Ruby – Very simple SEXP parser

For an assignment, we must implement an input like a very basic sexp parser, such as:

 "((ab) ((cd) e) f)"

It will return:

[["a", "b"], [["c", "d"], "e"], "f"]

Since this is part of a larger task, the parser is only given valid input (matching parens& c) . I proposed the following solution in Ruby:

def parse s, start, stop
tokens = s.scan(/#{Regexp.escape(start )}|#{Regexp.escape(stop)}|\w+/)

stack = [[]]

tokens.each do |tok|
case tok
when start
stack << []
when stop
stack[-2] << stack.pop
else
stack[-1 ] << tok
end
end

return stack[-1][-1]
end

This may not be the best Solution, but it can do the job.

Now, I am interested in the core function of an idiomatic Haskell solution (i.e. I don’t care about lexing or choosing separators, considering that the input already lexed will be very Ok), if it is possible to use only the “core” Haskell, no extensions or libraries like parsec.

Please note that this is not part of the assignment, I am only interested in Haskell’s handling.

[["a", "b"], [["c", "d" ], "e"], "f"]

There is no valid type in Haskell (because all elements in the list must be in Haskell Have the same type), so you need to define your own data structure for the nested list, as shown below:

data NestedList = Value String | Nesting [NestedList]

Now, if you have a list of tokens, where Token is defined as a data Token = LPar | RPar | symbol string, you can parse it as a NestedList as shown below:

parse = fst .parse'

parse' (LPar: tokens) =
let (inner, rest) = parse' tokens
(next, outer) = parse' rest
in
(Nesting inner: next, outer)
parse' (RPar: tokens) = ([], tokens)
parse' ((Symbol str) : tokens) =
let (next, outer) = parse' tokens in
(Value str: next, outer)
parse' [] = ([],[])

For an assignment, we must implement an input like a very basic sexp parser, such as:

"((ab) ((cd) e) f)"

It will return:

[["a", "b"] , [["c", "d"], "e"], "f"]

Since this is part of a larger task, the parser is only given valid input (matching parens& c ). I proposed the following solution in Ruby:

def parse s, start, stop
tokens = s.scan(/#{Regexp.escape( start)}|#{Regexp.escape(stop)}|\w+/)

stack = [[]]

tokens.eac h do |tok|
case tok
when start
stack << []
when stop
stack[-2] << stack.pop
else
stack[-1] << tok
end
end

return stack[-1][-1]
end

This may not be the best solution, but it can do the job.

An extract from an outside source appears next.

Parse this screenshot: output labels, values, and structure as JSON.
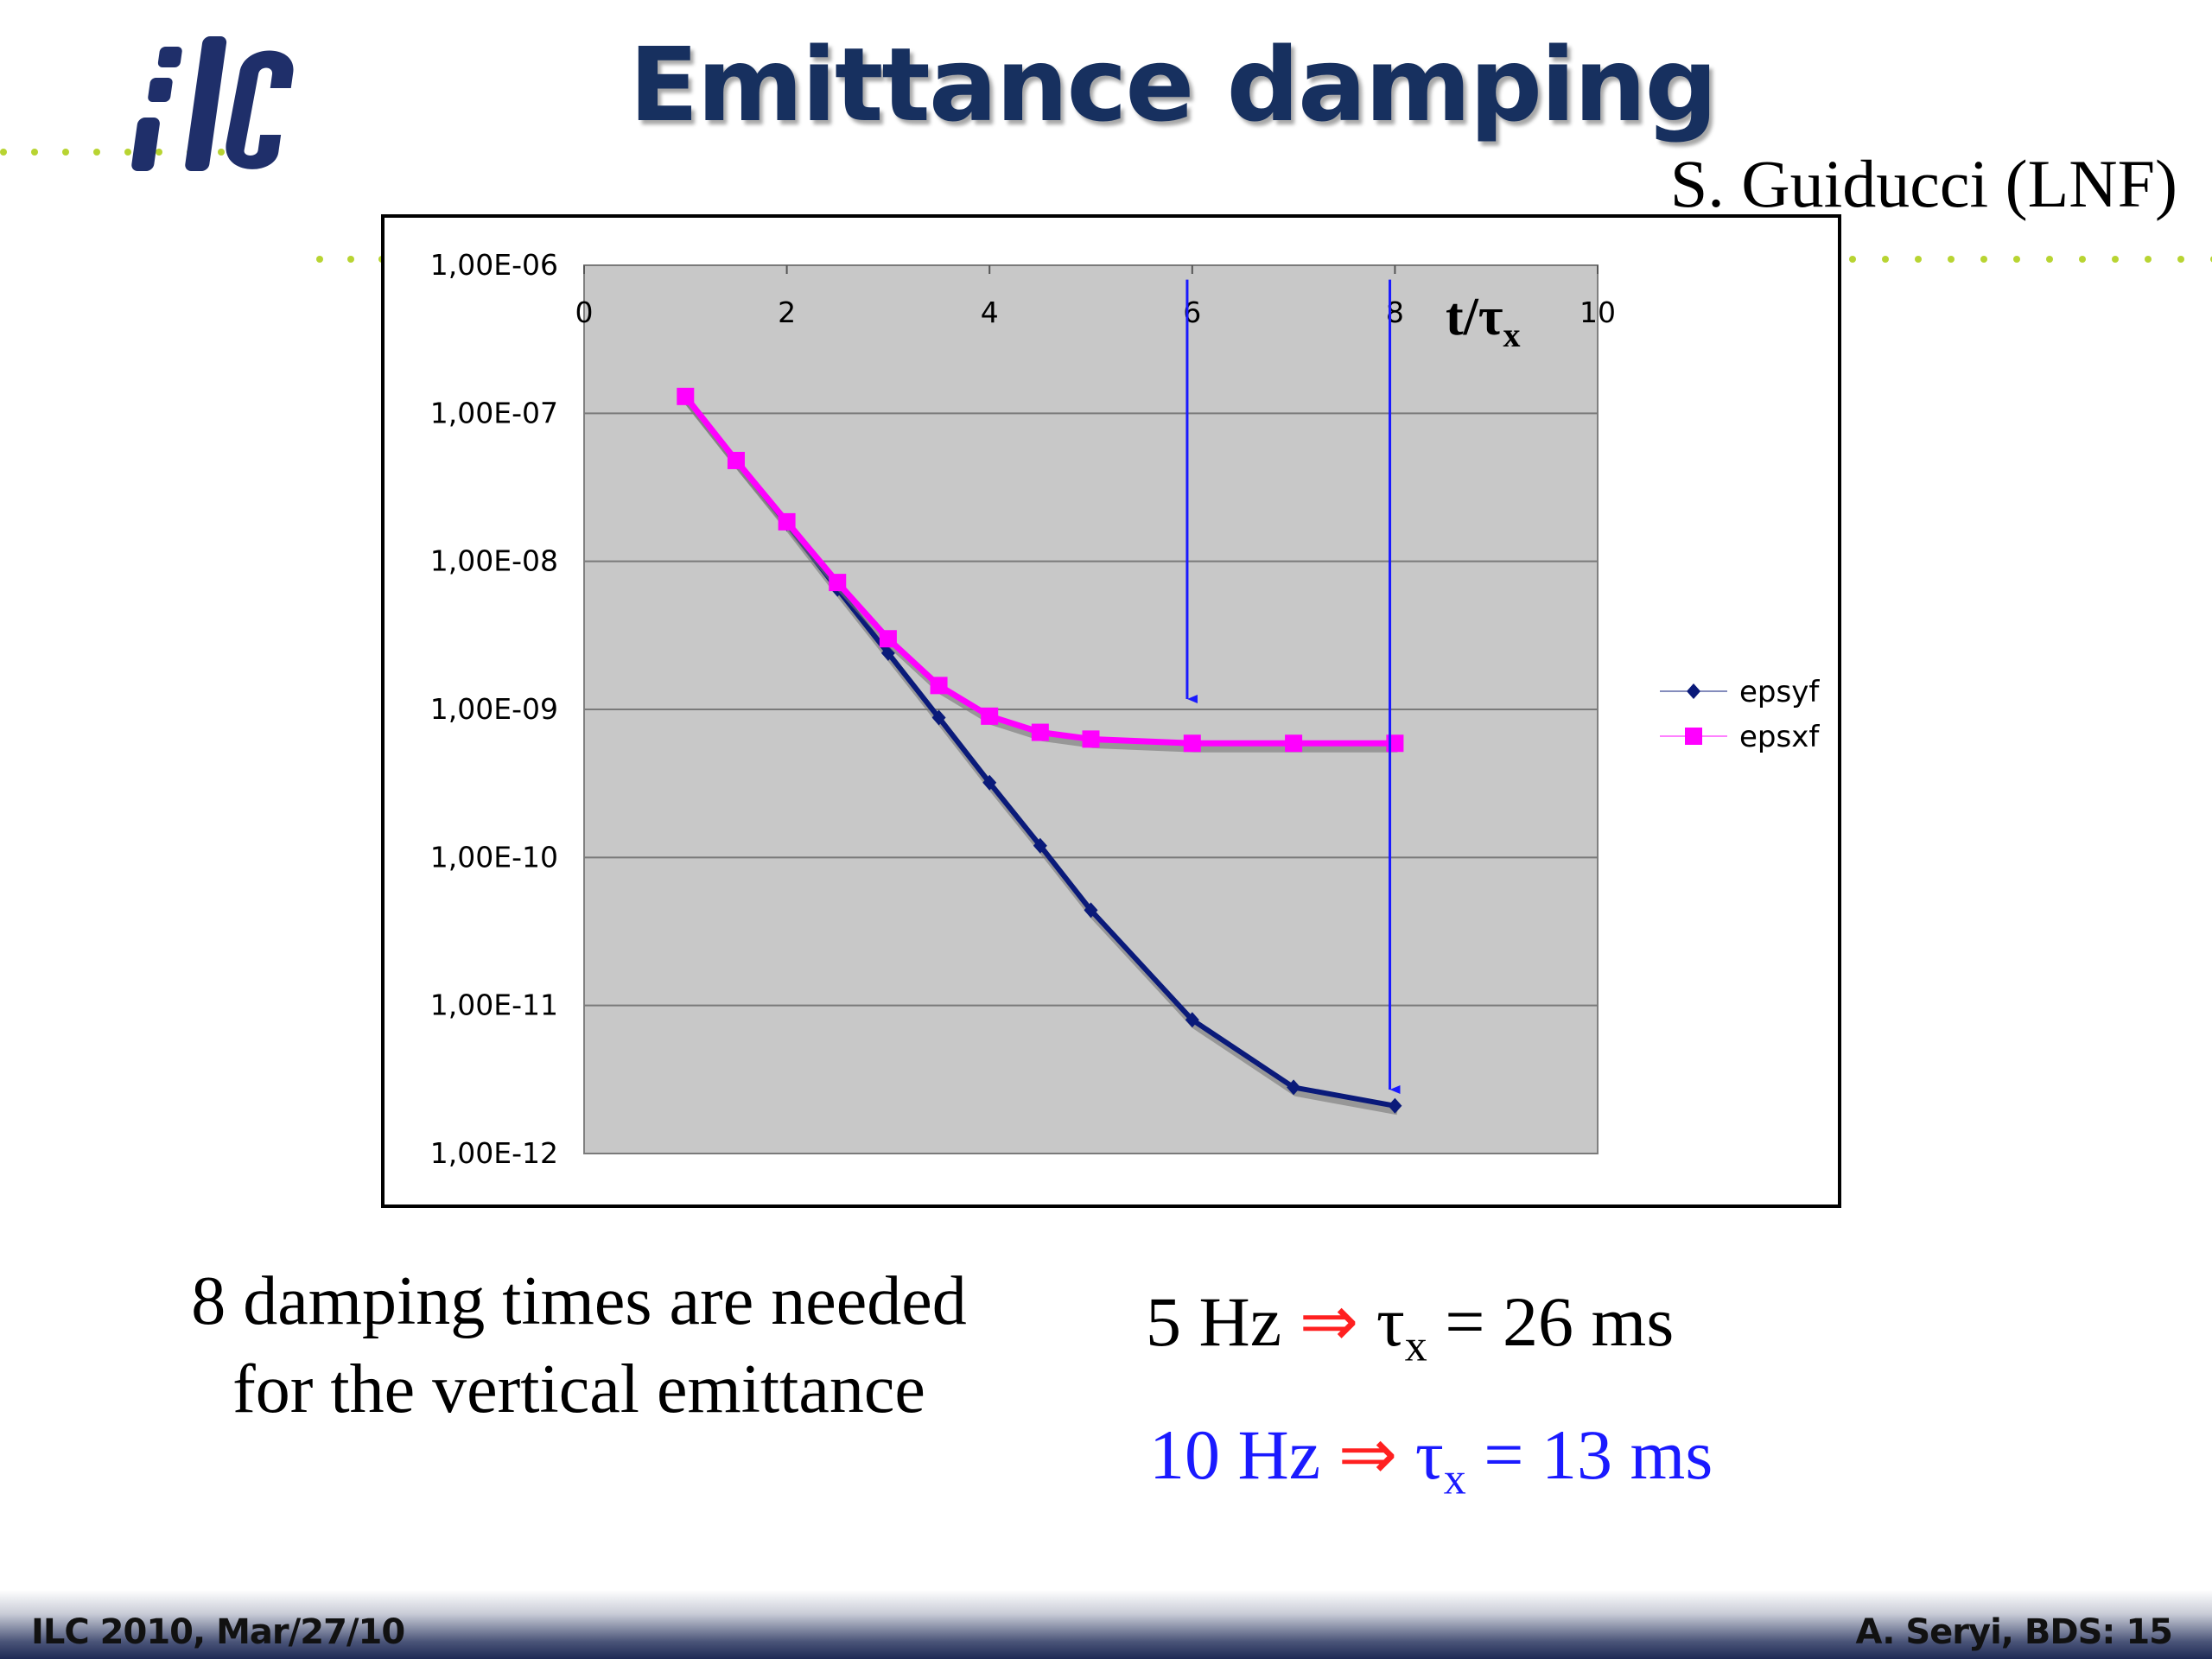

Now, I am interested in the core features of an idiomatic Haskell solution (i.e. I don’t care about lexing or choosing Separator, it would be good to consider the input already lexed), if it is possible to use only the “core” Haskell, no extensions or libraries like parsec.

Please note that this is not part of the assignment, I just give Haskell Is interested in how to handle it.

[["a", "b"], [["c", "d"], " e"], "f"]

There is no valid type in Haskell (because all elements in the list must have the same type in Haskell), so you need to define your own data structure for the nested list , As follows:

data NestedList = Value String | Nesting [NestedList]

Now, if you have a token list, where Token is defined as Data Token = LPar | RPar | Symbol string, you can parse it into NestedList, as shown below:

parse = fst. Parse'

parse' (LPar: tokens) =
let (inner, rest) = parse' tokens
(next, outer) = parse' rest
in
(Nesting inner: next , outer)
parse' (RPar: tokens) = ([], tokens)
parse' ((Symbol str): to kens) =
let (next, outer) = parse' tokens in
(Value str: next, outer)
parse' [] = ([],[])

Leave a Comment

Your email address will not be published.